The outreach to the Gulf has become an important pillar of India’s foreign policy, the Narendra Modi government’s Foreign Secretary, Harsh Vardhan Shringla, said today.
Speaking to an audience at Delhi’s most prestigious educational institution, the St. Stephen’s College, Shringla described the policy as “Think West,” implying that countries lying to India’s West now play an important part in the government’s strategic thinking.
Referring to the Coronavirus pandemic sweeping the world, he said, “All crises alter geopolitics. Some things will, however, not change. The fundamental spatial orientation of our policy remains ‘Neighbourhood First’.” The Modi government considers the Gulf as India’s extended neighbourhood.
“Think West – our outreach to the Gulf and West Asian countries – has become an increasingly important pillar of our foreign policy. Our engagement with Africa, both in political and economic terms, has also intensified as never before.” India’s ongoing engagement of Africa includes several Arab-African nations.

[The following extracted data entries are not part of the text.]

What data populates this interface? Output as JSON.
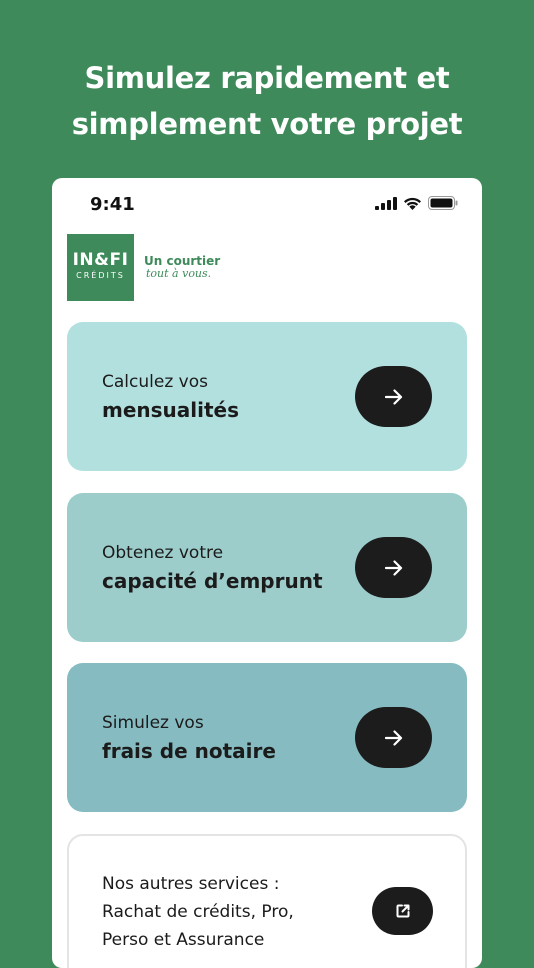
{
  "headline": {
    "line1": "Simulez rapidement et",
    "line2": "simplement votre projet"
  },
  "status_bar": {
    "time": "9:41"
  },
  "logo": {
    "main": "IN&FI",
    "sub": "CRÉDITS",
    "tagline1": "Un courtier",
    "tagline2": "tout à vous."
  },
  "cards": [
    {
      "line1": "Calculez vos",
      "line2": "mensualités",
      "color": "#b2e0df"
    },
    {
      "line1": "Obtenez votre",
      "line2": "capacité d’emprunt",
      "color": "#9ccdcb"
    },
    {
      "line1": "Simulez vos",
      "line2": "frais de notaire",
      "color": "#86bcc1"
    }
  ],
  "services": {
    "line1": "Nos autres services :",
    "line2": "Rachat de crédits, Pro,",
    "line3": "Perso et Assurance"
  },
  "colors": {
    "background": "#3e8a5a",
    "button": "#1c1c1c"
  },
  "icons": [
    "signal-icon",
    "wifi-icon",
    "battery-icon",
    "arrow-right-icon",
    "external-link-icon"
  ]
}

Shringla specifically referred to overseas Indians, the bulk of whom live in the GCC area. “We are focused on serving our diaspora and the creation of a global system of delivering public services.”
He said India’s medical strength and its pharmaceutical capacity have been used to help other countries during the COVID-19 spread across the globe. “We tried to act as a ‘pharmacy of the world’ during the current crisis and provided medications and essential medical supplies to more than 150 countries internationally,” including the UAE.
He also referred to the deployment of rapid response medical teams to Kuwait and other countries in India’s extended neighbourhood at their request.
The occasion for his speech was the introduction of a new certificate programme on International Relations at the St. Stephen’s College, Shringla’s own alma mater.